Again, I cannot say for certain that this was how life was like in the years that the residents stayed here.
It is impossible to compress the life of decades into a single day.
I found myself wondering how their day to day lives had been like.
Did they take their daily morning exercise around the blocks before making their way to the shops or to the Tanglin Halt Market and Food Centre?
Did they potter about at home most of the time except to go with family and loved ones to the town center across the road for the hawker center, the cinema, the shopping center, maybe the library?
Or were they happy to just walk out to the common corridor outside their home to look at the blocks of Stirling Road and Mei Ling Road close by?
It is now impossible for (late) visitors like me to know.
And maybe it's also hard for them to say.
No one wants to talk about the day when they shut the door and walk away from their home for the last time.
No one wants to talk about the neighbors and friends whom they don't know if they'll ever meet again.
And no one wants to forget the way the sun shines into their home.
There may come a day where the sun will no longer slant her golden rays upon the walls of a block but instead cast them upon the tinted windows of a much taller housing block.

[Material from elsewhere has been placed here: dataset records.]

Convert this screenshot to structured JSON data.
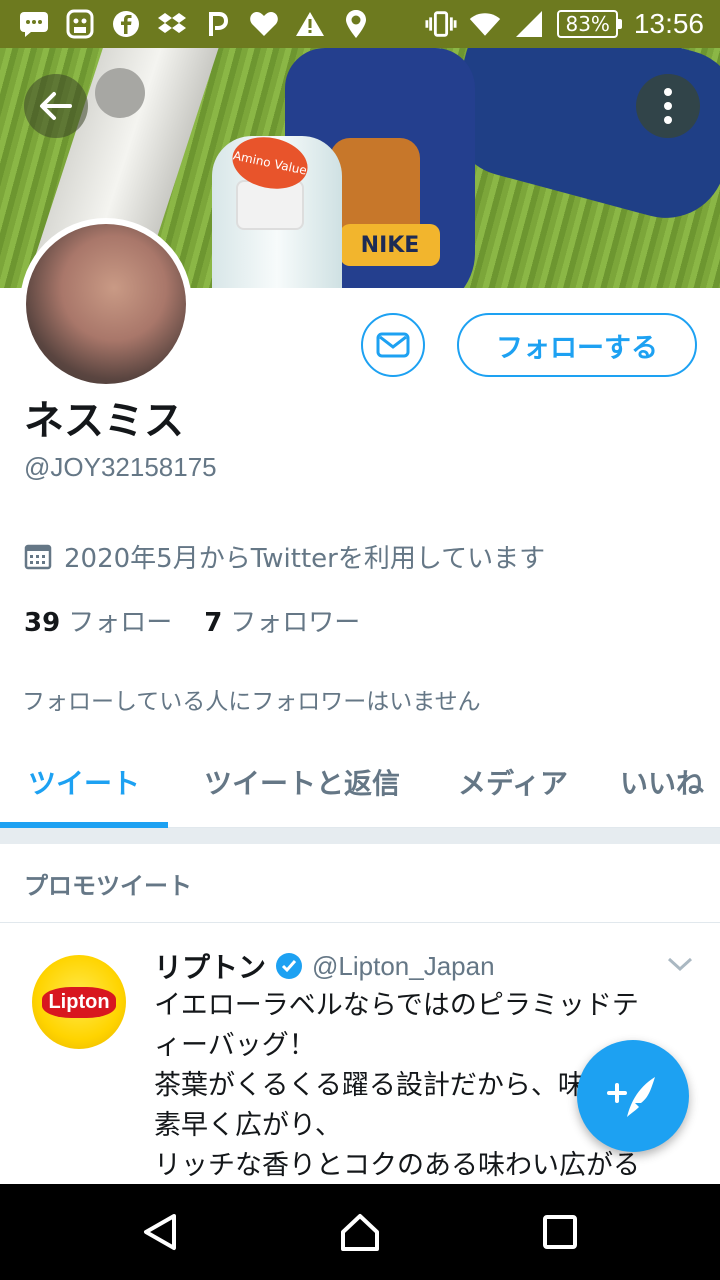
{
  "status_bar": {
    "battery": "83%",
    "time": "13:56",
    "left_icons": [
      "message-icon",
      "android-icon",
      "facebook-icon",
      "dropbox-icon",
      "p-icon",
      "heart-icon",
      "warning-icon",
      "location-icon"
    ],
    "right_icons": [
      "vibrate-icon",
      "wifi-icon",
      "signal-icon"
    ]
  },
  "banner": {
    "nike_text": "NIKE",
    "bottle_cap_text": "Amino Value"
  },
  "profile": {
    "name": "ネスミス",
    "handle": "@JOY32158175",
    "joined": "2020年5月からTwitterを利用しています",
    "following_count": "39",
    "following_label": "フォロー",
    "followers_count": "7",
    "followers_label": "フォロワー",
    "no_mutual_text": "フォローしている人にフォロワーはいません",
    "follow_button": "フォローする"
  },
  "tabs": [
    {
      "label": "ツイート",
      "active": true
    },
    {
      "label": "ツイートと返信",
      "active": false
    },
    {
      "label": "メディア",
      "active": false
    },
    {
      "label": "いいね",
      "active": false
    }
  ],
  "promo_header": "プロモツイート",
  "tweet": {
    "name": "リプトン",
    "handle": "@Lipton_Japan",
    "logo_text": "Lipton",
    "lines": [
      "イエローラベルならではのピラミッドテ",
      "ィーバッグ！",
      "茶葉がくるくる躍る設計だから、味が",
      "素早く広がり、",
      "リッチな香りとコクのある味わい広がる"
    ]
  },
  "colors": {
    "accent": "#1da1f2",
    "status_bar": "#6d7a1f",
    "secondary_text": "#657786"
  }
}
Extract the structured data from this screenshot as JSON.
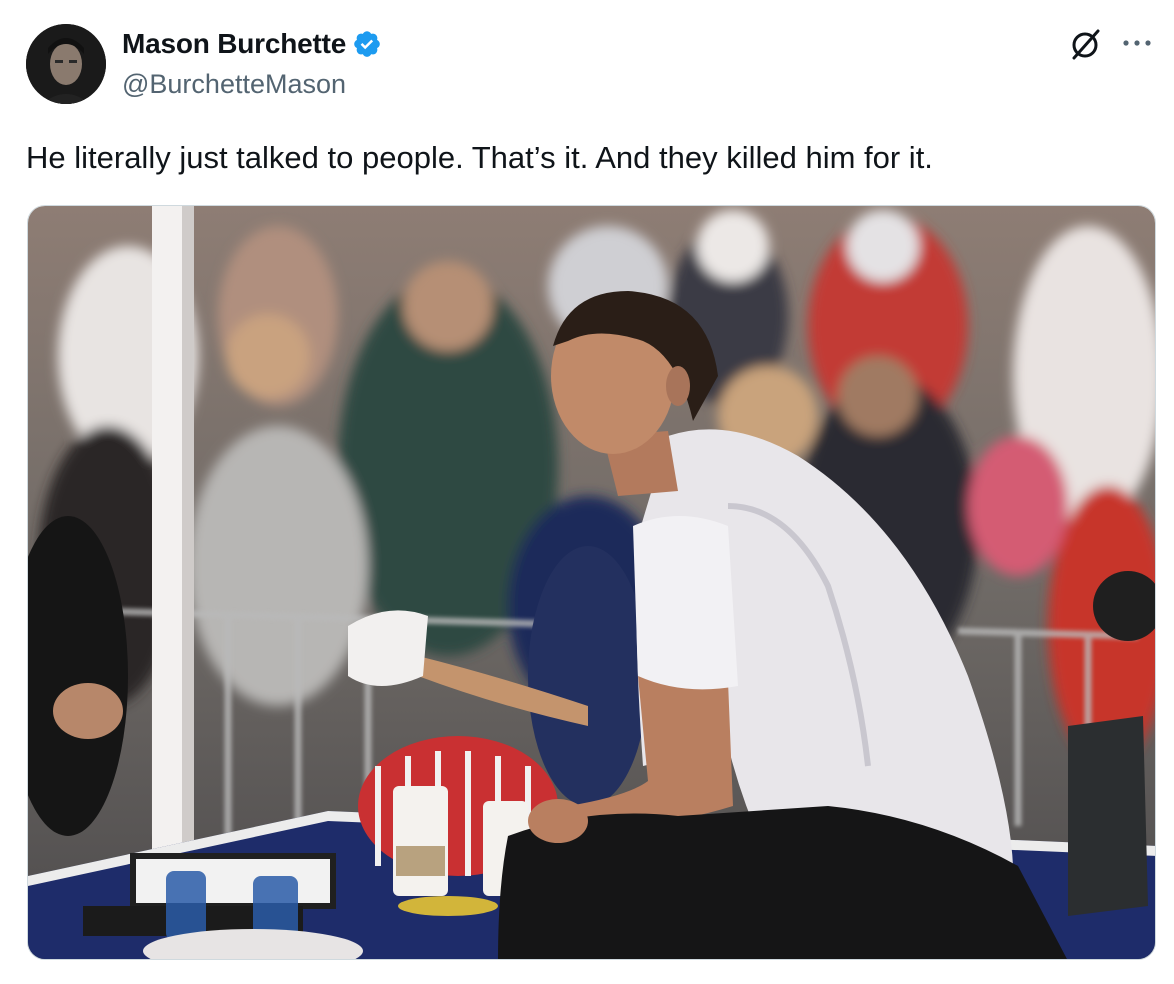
{
  "author": {
    "display_name": "Mason Burchette",
    "handle": "@BurchetteMason",
    "verified": true,
    "verified_color": "#1d9bf0"
  },
  "tweet": {
    "text": "He literally just talked to people. That’s it. And they killed him for it."
  },
  "icons": {
    "grok": "grok-icon",
    "more": "more-options-icon",
    "verified": "verified-badge-icon"
  },
  "media": {
    "kind": "photo",
    "subject": "man in white t-shirt seated at outdoor table before a crowd"
  }
}
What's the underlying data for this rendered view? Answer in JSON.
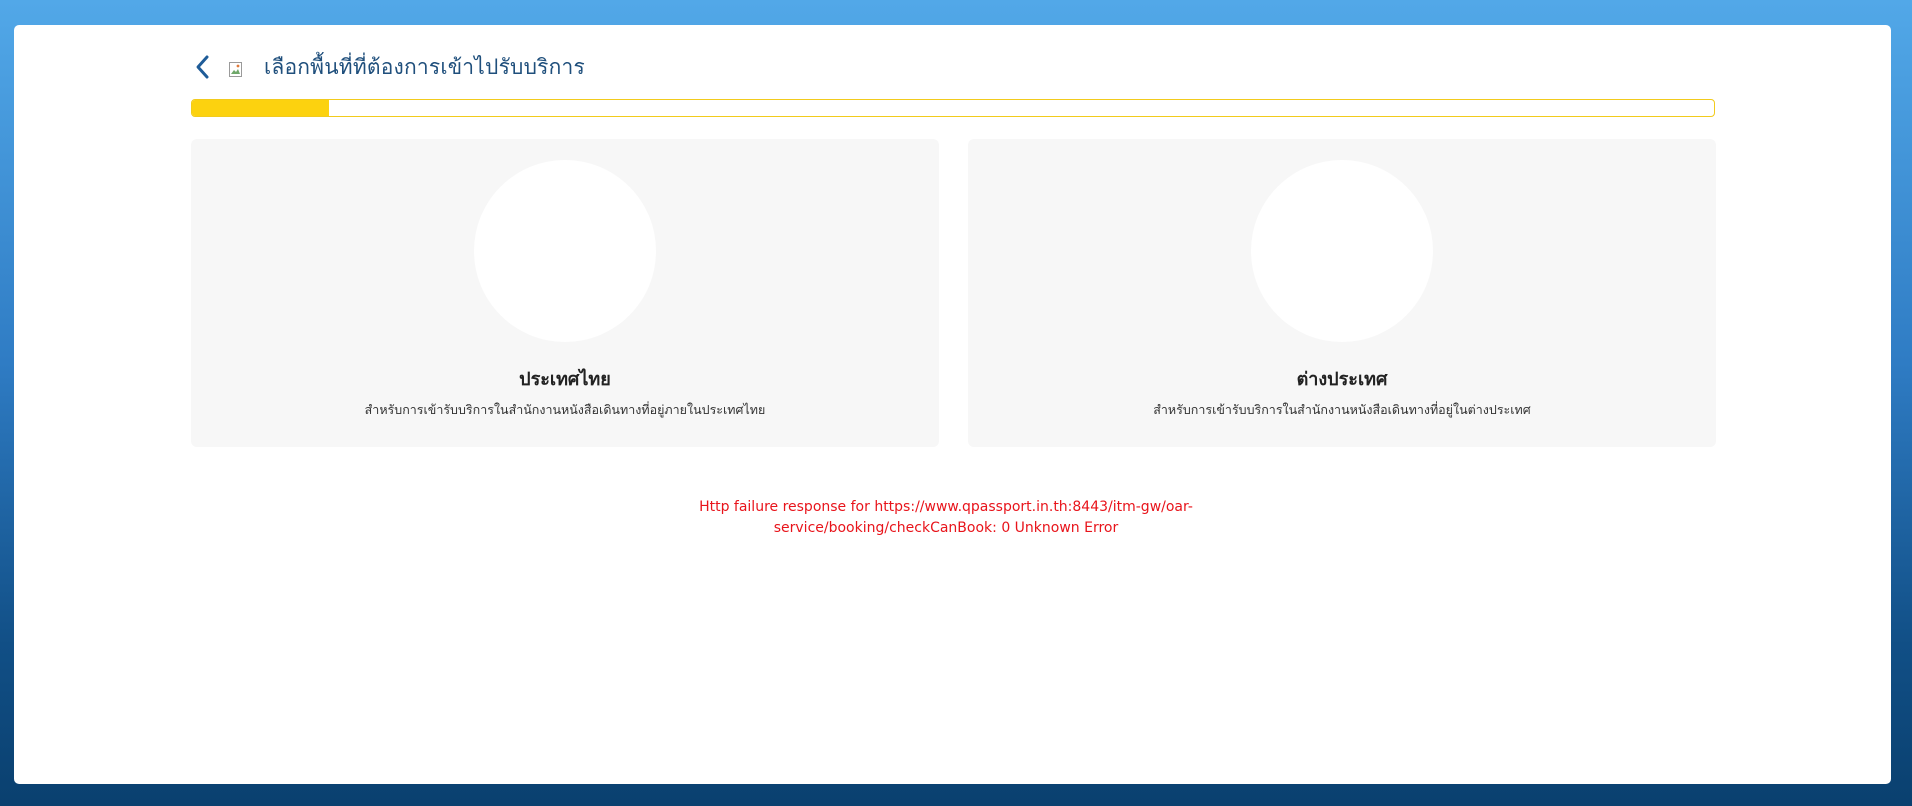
{
  "header": {
    "back_icon": "chevron-left-icon",
    "image_icon": "broken-image-icon",
    "title": "เลือกพื้นที่ที่ต้องการเข้าไปรับบริการ"
  },
  "progress": {
    "value_percent": 9,
    "color": "#fcd20f"
  },
  "options": [
    {
      "title": "ประเทศไทย",
      "description": "สำหรับการเข้ารับบริการในสำนักงานหนังสือเดินทางที่อยู่ภายในประเทศไทย"
    },
    {
      "title": "ต่างประเทศ",
      "description": "สำหรับการเข้ารับบริการในสำนักงานหนังสือเดินทางที่อยู่ในต่างประเทศ"
    }
  ],
  "error": {
    "message": "Http failure response for https://www.qpassport.in.th:8443/itm-gw/oar-service/booking/checkCanBook: 0 Unknown Error",
    "color": "#e8141b"
  }
}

There may come a day where we won't get to see the rays of the evening sun glow beautifully along the outside walls of someone's home.
Or that the trees won't throw their glorious shadows upon the benches and grasses between the pavements of the residents' homes.
But until that happens- until the day where, like their sisters on Margaret Drive, they become rubble- the sun will continue to rise on the eastern end of their walls, and will continue to cast her gentle, comforting golden light on the backyards and the little gardens once tended by those who dwelled there.